Me diréis: no, Diego, no es posible: si como poco (o con poca ingesta calórica), luego no voy a poder trabajar la fuerza. Tranquilos, no es así: la fuerza depende de dos cosas: la musculatura, y el SNC, el famoso sistema nervioso central, así que nos vamos a focalizar en enseñar a nuestro cuerpo a entrenar de una manera concreta. Esto es, salvando las distancias, como cuando en la preparación de un ironman hacemos las tiradas largas de carrera a pie en ayunas. Enseñamos a nuestro cuerpo a trabajar bajo unas circunstancias concretas.

¿Cómo planificamos entonces la ingesta alimenticia?

Hay que tener en cuenta que el déficit no tiene que ser extremadamente brusco. Por ejemplo, si nuestra necesidad es de 2.100 calorías diarias, no habría que bajar más allá de las 1.800. De igual manera, hay que escoger los momentos en que reducir ese volumen calórico en función de los entrenamientos. Un buen método para quemar grasa sin perder rendimiento es dividir la semana en tres tipos de día, teniendo en cuenta si entrenamos o no, y la intensidad que aplicamos:

  • Días sin entrenamiento o de intensidad baja: día muy bajo en calorías y muy bajo en carbohidratos.
  • Día con entrenamiento de intensidad media: bajo en calorías, pero incrementando el volumen de carbohidratos y bastante el de proteínas y grasas.
  • Día con entrenamiento de intensidad alta: hay que aumentar las calorías, con una carga de carbohidratos elevada, y sin grasas y con poco porcentaje de proteínas.

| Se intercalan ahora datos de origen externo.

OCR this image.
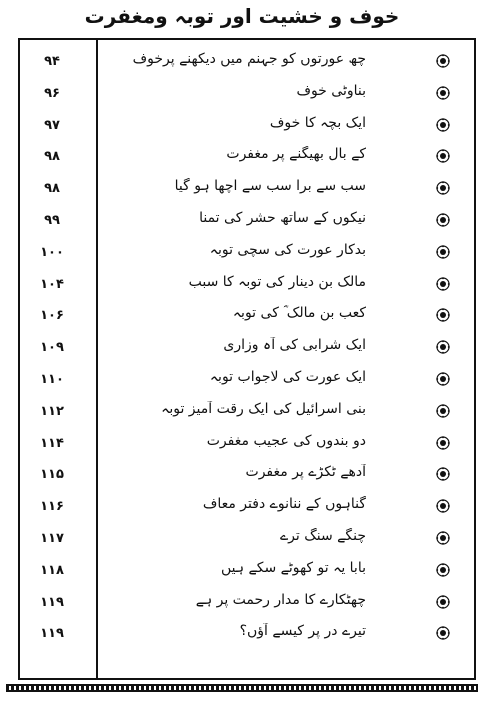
خوف و خشیت اور توبہ ومغفرت
۹۴	چھ عورتوں کو جہنم میں دیکھنے پرخوف
۹۶	بناوٹی خوف
۹۷	ایک بچہ کا خوف
۹۸	کے بال بھیگنے پر مغفرت
۹۸	سب سے برا سب سے اچھا ہو گیا
۹۹	نیکوں کے ساتھ حشر کی تمنا
۱۰۰	بدکار عورت کی سچی توبہ
۱۰۴	مالک بن دینار کی توبہ کا سبب
۱۰۶	کعب بن مالک ؓ کی توبہ
۱۰۹	ایک شرابی کی آہ وزاری
۱۱۰	ایک عورت کی لاجواب توبہ
۱۱۲	بنی اسرائیل کی ایک رقت آمیز توبہ
۱۱۴	دو بندوں کی عجیب مغفرت
۱۱۵	آدھے ٹکڑے پر مغفرت
۱۱۶	گناہوں کے ننانوے دفتر معاف
۱۱۷	چنگے سنگ ترے
۱۱۸	بابا یہ تو کھوٹے سکے ہیں
۱۱۹	چھٹکارے کا مدار رحمت پر ہے
۱۱۹	تیرے در پر کیسے آؤں؟
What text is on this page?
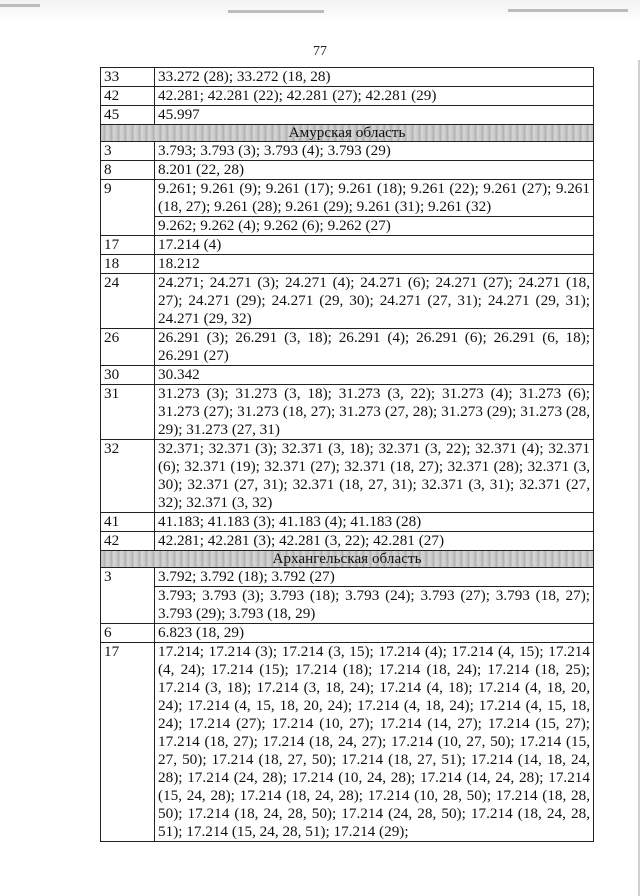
77
33	33.272 (28); 33.272 (18, 28)
42	42.281; 42.281 (22); 42.281 (27); 42.281 (29)
45	45.997
Амурская область	
3	3.793; 3.793 (3); 3.793 (4); 3.793 (29)
8	8.201 (22, 28)
9	9.261; 9.261 (9); 9.261 (17); 9.261 (18); 9.261 (22); 9.261 (27); 9.261 (18, 27); 9.261 (28); 9.261 (29); 9.261 (31); 9.261 (32)
	9.262; 9.262 (4); 9.262 (6); 9.262 (27)
17	17.214 (4)
18	18.212
24	24.271; 24.271 (3); 24.271 (4); 24.271 (6); 24.271 (27); 24.271 (18, 27); 24.271 (29); 24.271 (29, 30); 24.271 (27, 31); 24.271 (29, 31); 24.271 (29, 32)
26	26.291 (3); 26.291 (3, 18); 26.291 (4); 26.291 (6); 26.291 (6, 18); 26.291 (27)
30	30.342
31	31.273 (3); 31.273 (3, 18); 31.273 (3, 22); 31.273 (4); 31.273 (6); 31.273 (27); 31.273 (18, 27); 31.273 (27, 28); 31.273 (29); 31.273 (28, 29); 31.273 (27, 31)
32	32.371; 32.371 (3); 32.371 (3, 18); 32.371 (3, 22); 32.371 (4); 32.371 (6); 32.371 (19); 32.371 (27); 32.371 (18, 27); 32.371 (28); 32.371 (3, 30); 32.371 (27, 31); 32.371 (18, 27, 31); 32.371 (3, 31); 32.371 (27, 32); 32.371 (3, 32)
41	41.183; 41.183 (3); 41.183 (4); 41.183 (28)
42	42.281; 42.281 (3); 42.281 (3, 22); 42.281 (27)
Архангельская область	
3	3.792; 3.792 (18); 3.792 (27)
	3.793; 3.793 (3); 3.793 (18); 3.793 (24); 3.793 (27); 3.793 (18, 27); 3.793 (29); 3.793 (18, 29)
6	6.823 (18, 29)
17	17.214; 17.214 (3); 17.214 (3, 15); 17.214 (4); 17.214 (4, 15); 17.214 (4, 24); 17.214 (15); 17.214 (18); 17.214 (18, 24); 17.214 (18, 25); 17.214 (3, 18); 17.214 (3, 18, 24); 17.214 (4, 18); 17.214 (4, 18, 20, 24); 17.214 (4, 15, 18, 20, 24); 17.214 (4, 18, 24); 17.214 (4, 15, 18, 24); 17.214 (27); 17.214 (10, 27); 17.214 (14, 27); 17.214 (15, 27); 17.214 (18, 27); 17.214 (18, 24, 27); 17.214 (10, 27, 50); 17.214 (15, 27, 50); 17.214 (18, 27, 50); 17.214 (18, 27, 51); 17.214 (14, 18, 24, 28); 17.214 (24, 28); 17.214 (10, 24, 28); 17.214 (14, 24, 28); 17.214 (15, 24, 28); 17.214 (18, 24, 28); 17.214 (10, 28, 50); 17.214 (18, 28, 50); 17.214 (18, 24, 28, 50); 17.214 (24, 28, 50); 17.214 (18, 24, 28, 51); 17.214 (15, 24, 28, 51); 17.214 (29);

Tal como he dicho, el déficit no puede ser muy brusco, dado que corremos el riesgo de que no cumplamos, o efectivamente nos quedemos sin fuerza. También todo depende del estado del atleta y del tiempo del que dispongamos para reducir el porcentaje de grasa. Por eso decimos que lo suyo es seguir esta estrategia un par de meses antes de que se inicie la temporada de competiciones: en primer lugar hemos enseñado a nuestro cuerpo a trabajar con algo más de peso (el que hemos ganado en temporada baja), y empezamos paulatinamente a quitárselo. Nuestro cuerpo será más ágil con menos peso, es obvio.